Justices Nancy Steffen Rahmeyer and William W. Francis Jr. concurred in the opinion.
According to background information in the ruling, Spanburg Investments had acquired four lots from Hurricane Deck in 2005, a transaction financed by Hurricane Deck.
Later that year, Spanburg Investments then borrowed $200,000 from the Bank of Versailles, secured by one of the four lots purchased from Hurricane. The purpose was to construct a spec home and develop infrastructure to the four lots.
Spanburg Investments made all of its interest payments but then defaulted on a balloon payment when the loan from Hurricane Deck matured on Jan. 1, 2010, the ruling states.
Thereafter, the Bank of Versailles foreclosed on the one lot with an unfinished house and Hurricane Deck then foreclosed on the other three lots and sued Spanburg Investments.

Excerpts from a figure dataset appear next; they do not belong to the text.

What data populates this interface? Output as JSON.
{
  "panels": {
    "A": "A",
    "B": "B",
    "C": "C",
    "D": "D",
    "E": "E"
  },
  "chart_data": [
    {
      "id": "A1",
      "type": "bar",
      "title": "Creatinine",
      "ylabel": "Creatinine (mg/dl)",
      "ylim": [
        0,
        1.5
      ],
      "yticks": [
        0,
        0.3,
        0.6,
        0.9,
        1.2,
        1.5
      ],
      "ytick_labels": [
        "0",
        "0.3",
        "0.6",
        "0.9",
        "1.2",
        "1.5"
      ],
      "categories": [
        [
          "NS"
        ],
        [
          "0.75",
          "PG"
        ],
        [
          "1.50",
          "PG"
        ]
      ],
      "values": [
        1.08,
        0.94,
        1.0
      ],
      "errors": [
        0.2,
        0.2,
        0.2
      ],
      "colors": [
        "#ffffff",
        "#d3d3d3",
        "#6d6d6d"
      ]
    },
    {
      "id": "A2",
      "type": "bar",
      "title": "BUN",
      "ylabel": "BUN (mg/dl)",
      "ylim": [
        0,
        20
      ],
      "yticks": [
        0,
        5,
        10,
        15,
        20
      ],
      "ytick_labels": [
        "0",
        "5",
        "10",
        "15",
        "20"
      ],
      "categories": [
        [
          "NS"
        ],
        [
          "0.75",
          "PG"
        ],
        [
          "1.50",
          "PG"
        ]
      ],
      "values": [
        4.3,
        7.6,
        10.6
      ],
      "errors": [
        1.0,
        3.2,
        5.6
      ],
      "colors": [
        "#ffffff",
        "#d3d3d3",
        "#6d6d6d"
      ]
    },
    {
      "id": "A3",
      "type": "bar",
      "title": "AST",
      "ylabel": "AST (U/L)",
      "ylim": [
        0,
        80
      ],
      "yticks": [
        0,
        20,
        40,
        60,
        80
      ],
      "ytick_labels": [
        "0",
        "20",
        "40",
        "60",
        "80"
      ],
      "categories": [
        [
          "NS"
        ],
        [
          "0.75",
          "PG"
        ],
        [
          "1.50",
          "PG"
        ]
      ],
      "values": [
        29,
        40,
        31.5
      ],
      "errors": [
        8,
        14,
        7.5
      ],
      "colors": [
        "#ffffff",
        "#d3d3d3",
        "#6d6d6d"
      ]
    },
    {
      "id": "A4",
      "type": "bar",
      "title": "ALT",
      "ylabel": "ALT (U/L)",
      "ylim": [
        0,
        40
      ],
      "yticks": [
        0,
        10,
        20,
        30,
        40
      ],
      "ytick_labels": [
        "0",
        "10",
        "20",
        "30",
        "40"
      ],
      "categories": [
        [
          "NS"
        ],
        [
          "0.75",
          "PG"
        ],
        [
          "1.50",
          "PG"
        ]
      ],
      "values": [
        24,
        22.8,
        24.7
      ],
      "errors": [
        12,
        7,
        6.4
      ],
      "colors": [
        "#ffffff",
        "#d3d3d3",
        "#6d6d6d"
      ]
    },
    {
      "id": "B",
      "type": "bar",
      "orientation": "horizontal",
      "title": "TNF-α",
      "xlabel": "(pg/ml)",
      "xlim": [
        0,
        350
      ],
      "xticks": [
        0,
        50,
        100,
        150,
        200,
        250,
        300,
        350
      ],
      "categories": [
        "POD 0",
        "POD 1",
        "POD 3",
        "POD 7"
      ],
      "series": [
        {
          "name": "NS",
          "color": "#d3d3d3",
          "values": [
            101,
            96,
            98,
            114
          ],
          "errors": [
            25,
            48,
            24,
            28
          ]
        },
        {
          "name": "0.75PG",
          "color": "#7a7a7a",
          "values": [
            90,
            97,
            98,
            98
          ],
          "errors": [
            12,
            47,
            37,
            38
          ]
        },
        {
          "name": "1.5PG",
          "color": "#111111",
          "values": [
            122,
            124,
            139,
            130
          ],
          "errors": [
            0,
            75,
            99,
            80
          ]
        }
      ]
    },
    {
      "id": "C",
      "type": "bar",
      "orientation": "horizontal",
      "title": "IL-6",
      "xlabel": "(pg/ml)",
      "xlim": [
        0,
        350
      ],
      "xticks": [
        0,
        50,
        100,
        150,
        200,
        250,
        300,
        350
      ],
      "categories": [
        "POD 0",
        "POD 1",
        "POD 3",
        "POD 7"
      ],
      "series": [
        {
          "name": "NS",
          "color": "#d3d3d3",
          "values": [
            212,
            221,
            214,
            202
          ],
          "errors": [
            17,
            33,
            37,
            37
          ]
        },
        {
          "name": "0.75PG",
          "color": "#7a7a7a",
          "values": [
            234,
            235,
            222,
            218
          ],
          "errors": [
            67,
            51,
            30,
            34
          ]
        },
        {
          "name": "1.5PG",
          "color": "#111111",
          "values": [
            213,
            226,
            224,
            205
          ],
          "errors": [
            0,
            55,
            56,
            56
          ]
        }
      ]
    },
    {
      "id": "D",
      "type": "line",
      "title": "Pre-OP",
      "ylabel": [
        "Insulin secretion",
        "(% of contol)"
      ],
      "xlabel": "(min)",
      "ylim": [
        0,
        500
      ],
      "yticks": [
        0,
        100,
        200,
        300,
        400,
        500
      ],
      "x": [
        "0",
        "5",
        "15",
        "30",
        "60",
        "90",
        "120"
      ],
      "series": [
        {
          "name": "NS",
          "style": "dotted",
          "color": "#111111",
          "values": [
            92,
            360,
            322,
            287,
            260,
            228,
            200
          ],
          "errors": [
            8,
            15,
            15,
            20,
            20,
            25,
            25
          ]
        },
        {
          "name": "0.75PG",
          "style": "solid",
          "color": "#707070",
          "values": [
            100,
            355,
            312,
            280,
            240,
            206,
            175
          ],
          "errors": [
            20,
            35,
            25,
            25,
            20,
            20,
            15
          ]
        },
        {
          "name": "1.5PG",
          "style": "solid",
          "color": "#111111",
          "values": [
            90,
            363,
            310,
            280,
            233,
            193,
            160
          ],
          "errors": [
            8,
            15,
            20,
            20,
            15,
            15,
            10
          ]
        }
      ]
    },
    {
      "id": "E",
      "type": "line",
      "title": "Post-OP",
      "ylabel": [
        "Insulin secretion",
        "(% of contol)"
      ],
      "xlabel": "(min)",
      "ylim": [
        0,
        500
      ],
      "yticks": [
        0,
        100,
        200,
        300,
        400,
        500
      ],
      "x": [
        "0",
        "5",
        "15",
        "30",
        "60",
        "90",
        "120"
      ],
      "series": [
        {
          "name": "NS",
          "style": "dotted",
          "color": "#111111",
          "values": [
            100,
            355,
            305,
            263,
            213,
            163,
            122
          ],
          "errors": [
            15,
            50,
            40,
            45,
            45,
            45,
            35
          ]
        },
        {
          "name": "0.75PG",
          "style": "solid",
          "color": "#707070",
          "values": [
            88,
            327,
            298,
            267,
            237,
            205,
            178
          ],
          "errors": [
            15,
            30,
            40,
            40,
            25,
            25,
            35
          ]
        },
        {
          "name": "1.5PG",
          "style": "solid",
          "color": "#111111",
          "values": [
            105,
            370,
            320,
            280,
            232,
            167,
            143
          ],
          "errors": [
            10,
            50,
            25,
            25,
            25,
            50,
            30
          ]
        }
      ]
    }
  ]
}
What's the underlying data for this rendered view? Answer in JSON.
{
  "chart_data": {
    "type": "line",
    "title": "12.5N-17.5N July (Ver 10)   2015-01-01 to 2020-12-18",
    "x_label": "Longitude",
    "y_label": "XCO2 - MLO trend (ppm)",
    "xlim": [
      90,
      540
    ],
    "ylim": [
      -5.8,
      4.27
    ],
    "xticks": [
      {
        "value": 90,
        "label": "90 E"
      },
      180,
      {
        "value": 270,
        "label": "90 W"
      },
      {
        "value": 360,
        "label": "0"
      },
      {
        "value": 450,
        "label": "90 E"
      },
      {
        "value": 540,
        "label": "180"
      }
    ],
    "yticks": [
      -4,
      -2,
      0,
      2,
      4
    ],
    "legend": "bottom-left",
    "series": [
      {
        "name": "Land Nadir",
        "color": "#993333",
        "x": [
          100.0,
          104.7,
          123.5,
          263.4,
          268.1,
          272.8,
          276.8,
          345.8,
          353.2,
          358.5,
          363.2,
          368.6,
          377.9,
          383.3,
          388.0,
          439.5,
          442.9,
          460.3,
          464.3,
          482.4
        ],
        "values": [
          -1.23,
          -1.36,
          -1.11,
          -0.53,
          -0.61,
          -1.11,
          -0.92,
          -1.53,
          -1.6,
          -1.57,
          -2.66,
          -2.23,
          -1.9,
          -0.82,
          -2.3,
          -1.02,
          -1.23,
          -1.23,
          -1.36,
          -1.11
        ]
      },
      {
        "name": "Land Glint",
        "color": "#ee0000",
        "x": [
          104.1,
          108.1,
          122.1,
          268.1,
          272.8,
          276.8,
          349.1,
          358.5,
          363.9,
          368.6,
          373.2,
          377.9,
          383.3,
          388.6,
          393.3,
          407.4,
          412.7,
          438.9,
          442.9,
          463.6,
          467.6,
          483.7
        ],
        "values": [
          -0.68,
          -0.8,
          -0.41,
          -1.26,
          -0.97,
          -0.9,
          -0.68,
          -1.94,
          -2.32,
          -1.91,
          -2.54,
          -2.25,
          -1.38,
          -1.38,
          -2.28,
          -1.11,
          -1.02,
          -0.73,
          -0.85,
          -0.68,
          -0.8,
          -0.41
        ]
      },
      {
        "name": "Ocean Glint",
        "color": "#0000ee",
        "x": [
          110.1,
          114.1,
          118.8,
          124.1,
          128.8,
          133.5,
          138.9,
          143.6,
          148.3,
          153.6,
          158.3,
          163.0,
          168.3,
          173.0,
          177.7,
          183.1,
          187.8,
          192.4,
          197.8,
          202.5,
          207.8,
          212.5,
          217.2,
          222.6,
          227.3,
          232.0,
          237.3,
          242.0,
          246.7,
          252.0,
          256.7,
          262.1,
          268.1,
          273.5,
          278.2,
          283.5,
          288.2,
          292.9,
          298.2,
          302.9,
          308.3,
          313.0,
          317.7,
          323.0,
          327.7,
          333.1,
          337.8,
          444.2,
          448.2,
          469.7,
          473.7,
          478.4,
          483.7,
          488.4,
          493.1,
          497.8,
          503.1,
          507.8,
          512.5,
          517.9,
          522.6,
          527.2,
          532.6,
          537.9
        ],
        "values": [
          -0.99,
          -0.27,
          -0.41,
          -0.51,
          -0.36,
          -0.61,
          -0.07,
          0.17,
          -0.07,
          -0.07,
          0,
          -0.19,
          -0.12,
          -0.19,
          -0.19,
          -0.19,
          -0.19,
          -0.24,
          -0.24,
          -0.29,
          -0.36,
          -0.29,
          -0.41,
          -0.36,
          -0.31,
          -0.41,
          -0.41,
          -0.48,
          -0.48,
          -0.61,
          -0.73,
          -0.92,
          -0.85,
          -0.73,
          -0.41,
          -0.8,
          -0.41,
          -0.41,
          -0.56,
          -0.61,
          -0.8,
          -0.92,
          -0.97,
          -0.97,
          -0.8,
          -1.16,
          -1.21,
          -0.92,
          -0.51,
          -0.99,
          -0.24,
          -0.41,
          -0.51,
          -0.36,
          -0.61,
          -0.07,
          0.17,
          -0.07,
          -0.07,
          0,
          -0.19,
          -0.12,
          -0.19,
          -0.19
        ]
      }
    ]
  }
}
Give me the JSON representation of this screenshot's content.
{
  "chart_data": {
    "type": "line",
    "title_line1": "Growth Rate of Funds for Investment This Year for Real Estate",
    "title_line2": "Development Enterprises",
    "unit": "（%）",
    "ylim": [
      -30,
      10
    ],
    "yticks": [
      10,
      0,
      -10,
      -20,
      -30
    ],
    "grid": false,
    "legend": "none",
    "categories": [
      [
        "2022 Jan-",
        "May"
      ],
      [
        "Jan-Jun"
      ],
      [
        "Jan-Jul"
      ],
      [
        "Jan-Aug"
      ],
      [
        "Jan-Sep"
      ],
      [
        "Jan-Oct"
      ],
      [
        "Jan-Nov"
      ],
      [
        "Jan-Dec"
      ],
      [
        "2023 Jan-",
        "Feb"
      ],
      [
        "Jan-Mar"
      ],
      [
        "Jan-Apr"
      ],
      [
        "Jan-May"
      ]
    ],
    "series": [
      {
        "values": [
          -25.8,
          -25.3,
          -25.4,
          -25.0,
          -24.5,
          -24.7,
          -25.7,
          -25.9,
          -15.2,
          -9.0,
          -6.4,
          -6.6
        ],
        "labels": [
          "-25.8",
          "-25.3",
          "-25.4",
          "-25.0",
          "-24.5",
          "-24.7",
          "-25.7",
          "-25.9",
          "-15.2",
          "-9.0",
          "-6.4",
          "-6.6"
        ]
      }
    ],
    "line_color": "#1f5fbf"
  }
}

It obtained judgment against Spanburg Investments in two separate amounts - $15,000 and $116,512.48.
At this point, Spanburg Investments was insolvent, the ruling states
Hurricane Deck then filed suit against all defendants alleging violation of Missouri’s Uniform Fraudulent Transfer Act (UFTA) and sought to pierce the corporate veil of Spanburg Investments to Spanburg and Sellers individually.